Polda Metro Jaya bekerja sama dengan Dinas Pendidikan DKI Jakarta telah memulai program “Riding Safety Goes to School”, di mana siswa SMA dan SMK di berikan pelatihan berkendara yang aman, termasuk dampak hukum dari aksi berbahaya. Hingga Mei 2025, program ini telah menjangkau 127 sekolah dengan lebih dari 15 ribu siswa sebagai peserta.
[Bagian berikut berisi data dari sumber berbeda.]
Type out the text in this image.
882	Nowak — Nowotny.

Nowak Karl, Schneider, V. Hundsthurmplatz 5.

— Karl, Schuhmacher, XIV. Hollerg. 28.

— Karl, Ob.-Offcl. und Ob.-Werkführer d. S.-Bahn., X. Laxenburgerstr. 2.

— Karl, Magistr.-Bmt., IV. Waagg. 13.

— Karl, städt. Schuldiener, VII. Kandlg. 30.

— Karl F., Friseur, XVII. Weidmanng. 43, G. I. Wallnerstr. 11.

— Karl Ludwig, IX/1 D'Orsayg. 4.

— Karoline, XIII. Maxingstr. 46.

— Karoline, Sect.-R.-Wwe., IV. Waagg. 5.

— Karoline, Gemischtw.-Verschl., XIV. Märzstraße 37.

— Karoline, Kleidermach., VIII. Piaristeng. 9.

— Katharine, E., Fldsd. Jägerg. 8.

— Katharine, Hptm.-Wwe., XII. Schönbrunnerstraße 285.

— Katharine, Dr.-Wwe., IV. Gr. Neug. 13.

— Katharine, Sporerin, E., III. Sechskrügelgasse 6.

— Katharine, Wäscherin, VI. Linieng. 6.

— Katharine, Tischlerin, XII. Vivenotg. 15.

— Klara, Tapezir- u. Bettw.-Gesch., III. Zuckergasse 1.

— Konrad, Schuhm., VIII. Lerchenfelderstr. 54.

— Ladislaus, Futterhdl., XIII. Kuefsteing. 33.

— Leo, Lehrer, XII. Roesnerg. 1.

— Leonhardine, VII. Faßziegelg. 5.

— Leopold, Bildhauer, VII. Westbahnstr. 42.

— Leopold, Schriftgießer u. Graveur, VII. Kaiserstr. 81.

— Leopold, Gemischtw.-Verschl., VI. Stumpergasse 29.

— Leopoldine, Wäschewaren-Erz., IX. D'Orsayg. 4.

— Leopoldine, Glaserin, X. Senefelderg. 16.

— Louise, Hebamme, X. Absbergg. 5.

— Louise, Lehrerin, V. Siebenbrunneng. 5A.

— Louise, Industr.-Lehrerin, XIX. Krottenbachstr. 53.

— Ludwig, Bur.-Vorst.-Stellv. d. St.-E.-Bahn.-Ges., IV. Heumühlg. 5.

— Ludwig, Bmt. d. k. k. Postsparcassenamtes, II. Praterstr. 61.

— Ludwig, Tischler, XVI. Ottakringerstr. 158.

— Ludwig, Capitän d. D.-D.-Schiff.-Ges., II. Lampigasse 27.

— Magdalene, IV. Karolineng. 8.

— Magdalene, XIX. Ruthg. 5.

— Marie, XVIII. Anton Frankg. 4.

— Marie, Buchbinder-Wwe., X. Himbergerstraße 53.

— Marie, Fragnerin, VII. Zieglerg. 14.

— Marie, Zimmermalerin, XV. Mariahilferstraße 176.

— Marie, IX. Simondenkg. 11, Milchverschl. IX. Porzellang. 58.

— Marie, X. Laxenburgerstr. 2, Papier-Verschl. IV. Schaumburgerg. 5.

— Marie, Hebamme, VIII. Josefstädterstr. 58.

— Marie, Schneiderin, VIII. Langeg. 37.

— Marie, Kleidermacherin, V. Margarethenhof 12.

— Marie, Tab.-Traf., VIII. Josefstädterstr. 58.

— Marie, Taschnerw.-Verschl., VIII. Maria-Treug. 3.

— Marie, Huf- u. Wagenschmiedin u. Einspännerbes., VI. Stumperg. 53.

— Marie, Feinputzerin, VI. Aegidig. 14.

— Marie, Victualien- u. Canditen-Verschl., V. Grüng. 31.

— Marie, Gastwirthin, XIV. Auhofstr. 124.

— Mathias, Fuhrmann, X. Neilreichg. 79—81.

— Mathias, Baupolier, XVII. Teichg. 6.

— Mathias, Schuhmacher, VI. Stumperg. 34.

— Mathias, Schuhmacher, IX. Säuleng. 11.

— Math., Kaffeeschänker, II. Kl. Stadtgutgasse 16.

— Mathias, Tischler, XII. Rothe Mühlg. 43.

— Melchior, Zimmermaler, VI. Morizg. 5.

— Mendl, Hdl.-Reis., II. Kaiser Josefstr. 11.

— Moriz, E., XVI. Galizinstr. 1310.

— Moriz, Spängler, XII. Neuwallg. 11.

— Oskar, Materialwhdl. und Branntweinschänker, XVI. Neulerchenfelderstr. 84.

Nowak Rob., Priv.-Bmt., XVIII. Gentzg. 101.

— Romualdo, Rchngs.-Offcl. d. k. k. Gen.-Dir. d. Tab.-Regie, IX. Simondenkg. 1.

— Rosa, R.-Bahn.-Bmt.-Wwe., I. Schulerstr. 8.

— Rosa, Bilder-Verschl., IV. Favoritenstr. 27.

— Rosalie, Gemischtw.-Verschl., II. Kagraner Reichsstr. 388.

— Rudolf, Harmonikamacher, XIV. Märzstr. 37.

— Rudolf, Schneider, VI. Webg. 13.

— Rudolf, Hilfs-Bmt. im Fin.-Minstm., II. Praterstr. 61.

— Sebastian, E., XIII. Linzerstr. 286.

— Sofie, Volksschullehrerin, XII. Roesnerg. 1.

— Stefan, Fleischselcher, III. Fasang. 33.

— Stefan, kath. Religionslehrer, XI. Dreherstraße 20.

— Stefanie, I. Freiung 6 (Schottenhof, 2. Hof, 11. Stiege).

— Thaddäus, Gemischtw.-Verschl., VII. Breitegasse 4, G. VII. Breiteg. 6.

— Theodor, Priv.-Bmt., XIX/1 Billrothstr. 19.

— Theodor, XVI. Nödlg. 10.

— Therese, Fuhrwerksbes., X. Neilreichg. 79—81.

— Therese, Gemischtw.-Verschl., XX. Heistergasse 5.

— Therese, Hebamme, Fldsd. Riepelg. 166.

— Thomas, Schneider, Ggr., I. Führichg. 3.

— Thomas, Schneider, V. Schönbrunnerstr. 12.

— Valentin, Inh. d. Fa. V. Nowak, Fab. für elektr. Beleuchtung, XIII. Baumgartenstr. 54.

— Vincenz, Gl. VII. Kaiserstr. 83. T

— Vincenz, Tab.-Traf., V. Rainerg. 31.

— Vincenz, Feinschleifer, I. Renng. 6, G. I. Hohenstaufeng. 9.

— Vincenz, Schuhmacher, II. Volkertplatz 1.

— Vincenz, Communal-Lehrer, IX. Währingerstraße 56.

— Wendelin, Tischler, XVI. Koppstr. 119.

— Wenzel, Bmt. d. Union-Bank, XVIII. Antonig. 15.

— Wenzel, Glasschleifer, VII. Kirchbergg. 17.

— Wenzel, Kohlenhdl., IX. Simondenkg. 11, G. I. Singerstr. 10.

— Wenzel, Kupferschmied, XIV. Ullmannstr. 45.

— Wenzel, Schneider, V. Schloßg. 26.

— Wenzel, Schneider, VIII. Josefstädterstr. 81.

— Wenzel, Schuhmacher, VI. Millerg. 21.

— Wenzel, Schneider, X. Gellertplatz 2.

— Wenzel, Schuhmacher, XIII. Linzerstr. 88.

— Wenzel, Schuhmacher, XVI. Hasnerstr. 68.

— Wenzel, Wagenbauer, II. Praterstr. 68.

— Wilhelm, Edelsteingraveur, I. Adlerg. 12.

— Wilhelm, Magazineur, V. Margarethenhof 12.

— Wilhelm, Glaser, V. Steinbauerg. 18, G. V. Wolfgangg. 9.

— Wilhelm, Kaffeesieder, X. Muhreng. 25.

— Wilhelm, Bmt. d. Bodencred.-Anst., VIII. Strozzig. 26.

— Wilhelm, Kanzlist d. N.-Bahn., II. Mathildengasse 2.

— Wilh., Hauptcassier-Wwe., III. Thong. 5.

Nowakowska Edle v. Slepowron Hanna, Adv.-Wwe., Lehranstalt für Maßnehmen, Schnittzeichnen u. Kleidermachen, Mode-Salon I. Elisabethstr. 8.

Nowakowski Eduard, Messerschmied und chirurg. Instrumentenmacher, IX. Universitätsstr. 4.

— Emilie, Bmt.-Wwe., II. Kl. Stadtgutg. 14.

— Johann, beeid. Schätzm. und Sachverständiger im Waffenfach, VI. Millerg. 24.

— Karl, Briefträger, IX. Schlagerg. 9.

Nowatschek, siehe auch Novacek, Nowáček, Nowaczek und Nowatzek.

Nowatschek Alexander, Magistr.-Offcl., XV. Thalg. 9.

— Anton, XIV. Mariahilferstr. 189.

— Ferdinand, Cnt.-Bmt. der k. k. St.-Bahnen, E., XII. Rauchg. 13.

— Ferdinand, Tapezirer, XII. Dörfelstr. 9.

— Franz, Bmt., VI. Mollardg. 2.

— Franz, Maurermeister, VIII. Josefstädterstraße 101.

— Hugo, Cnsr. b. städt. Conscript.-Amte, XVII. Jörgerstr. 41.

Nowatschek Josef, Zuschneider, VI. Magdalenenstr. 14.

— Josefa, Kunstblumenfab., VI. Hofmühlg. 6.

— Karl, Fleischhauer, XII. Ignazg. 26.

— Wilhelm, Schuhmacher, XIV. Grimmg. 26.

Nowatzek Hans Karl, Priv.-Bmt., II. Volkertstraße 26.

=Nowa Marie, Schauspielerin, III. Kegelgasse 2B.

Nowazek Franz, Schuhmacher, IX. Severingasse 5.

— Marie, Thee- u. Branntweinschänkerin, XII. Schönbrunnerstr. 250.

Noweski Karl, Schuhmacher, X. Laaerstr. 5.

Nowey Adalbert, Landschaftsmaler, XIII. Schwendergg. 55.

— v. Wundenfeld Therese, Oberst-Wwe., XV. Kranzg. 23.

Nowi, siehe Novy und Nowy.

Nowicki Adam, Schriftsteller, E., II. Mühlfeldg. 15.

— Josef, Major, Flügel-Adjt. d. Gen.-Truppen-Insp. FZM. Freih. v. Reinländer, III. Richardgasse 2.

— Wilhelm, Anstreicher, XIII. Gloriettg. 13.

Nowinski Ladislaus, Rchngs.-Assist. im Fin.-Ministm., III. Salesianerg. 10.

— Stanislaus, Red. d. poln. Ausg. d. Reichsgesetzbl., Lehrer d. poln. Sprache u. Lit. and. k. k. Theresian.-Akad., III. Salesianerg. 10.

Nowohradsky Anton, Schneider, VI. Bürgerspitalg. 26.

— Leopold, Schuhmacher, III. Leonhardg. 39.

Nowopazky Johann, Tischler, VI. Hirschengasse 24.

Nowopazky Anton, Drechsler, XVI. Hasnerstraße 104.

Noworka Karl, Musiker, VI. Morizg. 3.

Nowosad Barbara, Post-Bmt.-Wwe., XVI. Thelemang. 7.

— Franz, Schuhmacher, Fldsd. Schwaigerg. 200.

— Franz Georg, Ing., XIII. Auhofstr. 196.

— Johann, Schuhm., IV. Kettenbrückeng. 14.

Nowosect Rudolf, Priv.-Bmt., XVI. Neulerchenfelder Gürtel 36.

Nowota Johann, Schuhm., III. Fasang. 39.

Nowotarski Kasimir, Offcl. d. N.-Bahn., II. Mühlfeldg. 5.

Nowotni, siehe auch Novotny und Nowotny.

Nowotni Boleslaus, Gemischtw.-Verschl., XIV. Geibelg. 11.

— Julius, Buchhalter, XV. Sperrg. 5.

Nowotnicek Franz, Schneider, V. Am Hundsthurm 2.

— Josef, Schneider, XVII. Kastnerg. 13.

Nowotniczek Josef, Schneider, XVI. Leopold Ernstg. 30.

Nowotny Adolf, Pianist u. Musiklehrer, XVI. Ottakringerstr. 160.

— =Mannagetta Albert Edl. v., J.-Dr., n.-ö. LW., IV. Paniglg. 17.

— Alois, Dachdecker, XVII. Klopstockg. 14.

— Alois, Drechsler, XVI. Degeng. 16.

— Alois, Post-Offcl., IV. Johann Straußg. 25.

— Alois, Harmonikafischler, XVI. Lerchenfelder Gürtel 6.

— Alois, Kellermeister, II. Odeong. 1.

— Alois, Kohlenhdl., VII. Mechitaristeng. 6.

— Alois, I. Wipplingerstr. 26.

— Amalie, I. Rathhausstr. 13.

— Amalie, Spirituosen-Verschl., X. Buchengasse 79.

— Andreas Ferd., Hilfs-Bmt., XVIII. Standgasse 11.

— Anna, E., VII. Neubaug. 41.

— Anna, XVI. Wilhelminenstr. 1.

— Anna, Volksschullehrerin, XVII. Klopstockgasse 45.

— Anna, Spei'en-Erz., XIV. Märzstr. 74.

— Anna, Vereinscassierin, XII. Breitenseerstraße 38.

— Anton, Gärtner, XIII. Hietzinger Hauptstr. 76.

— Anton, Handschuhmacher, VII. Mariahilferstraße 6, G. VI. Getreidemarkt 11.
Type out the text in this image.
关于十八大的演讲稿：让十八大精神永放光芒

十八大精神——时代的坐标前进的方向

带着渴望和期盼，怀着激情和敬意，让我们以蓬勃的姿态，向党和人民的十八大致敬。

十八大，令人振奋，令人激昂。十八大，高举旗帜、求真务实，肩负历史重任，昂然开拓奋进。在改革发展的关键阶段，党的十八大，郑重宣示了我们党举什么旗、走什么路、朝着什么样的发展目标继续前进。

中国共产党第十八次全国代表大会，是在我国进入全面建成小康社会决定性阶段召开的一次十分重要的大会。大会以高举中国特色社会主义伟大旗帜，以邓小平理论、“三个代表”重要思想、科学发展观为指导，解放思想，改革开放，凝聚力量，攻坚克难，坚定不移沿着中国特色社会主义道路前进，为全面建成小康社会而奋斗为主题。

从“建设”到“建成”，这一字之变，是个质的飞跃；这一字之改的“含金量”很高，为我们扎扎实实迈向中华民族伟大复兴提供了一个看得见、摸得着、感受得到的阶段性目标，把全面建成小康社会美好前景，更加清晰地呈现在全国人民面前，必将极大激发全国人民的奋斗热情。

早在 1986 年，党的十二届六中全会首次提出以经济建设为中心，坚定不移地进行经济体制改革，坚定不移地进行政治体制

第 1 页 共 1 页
Di sisi penegakan hukum, Ditlantas Polri juga mengintensifkan patroli digital terhadap akun media sosial yang menyebarkan konten riding ekstrem. Dalam empat bulan terakhir, lebih dari 350 akun diingatkan dan 47 pengendara kena sanksi tilang elektronik lewat video unggahan sendiri.
Langkah positif muncul dari komunitas motor Bold Riders dan Supermoto, aktif mengkampanyekan keselamatan serta penggunaan motor yang bertanggung jawab. Mereka membuat konten alternatif menarik namun aman, seperti riding bersama di sirkuit atau turing wisata dengan perlengkapan lengkap.
Edukasi dari rumah sangat penting, dengan orang tua diharapkan lebih aktif mengawasi dan membimbing kegiatan digital anak. Psikolog Anna Surti Ariani menyarankan agar orang tua membangun komunikasi terbuka tanpa menghakimi agar anak nyaman berbagi aktivitas daring. Pendekatan kolaboratif ini akan memperkuat kesadaran keselamatan sejak dini dan membantu mencegah risiko buruk akibat tren riding ekstrem.
Jika semua pihak—pemerintah, media sosial, sekolah, komunitas, dan keluarga—bersinergi, tren riding ekstrem berbahaya bisa berubah jadi budaya aman dan bertanggung jawab. Dengan sinergi yang solid, budaya berkendara yang aman, bertanggung jawab, dan kreatif akan semakin mudah diterapkan di kalangan remaja.
Fenomena riding ekstrem di kalangan remaja muncul dari adrenalin, tekanan sosial digital, dan kurangnya literasi keselamatan, perlu di tangani agar lebih aman melalui edukasi dan moderasi Konten Riding Ekstrem.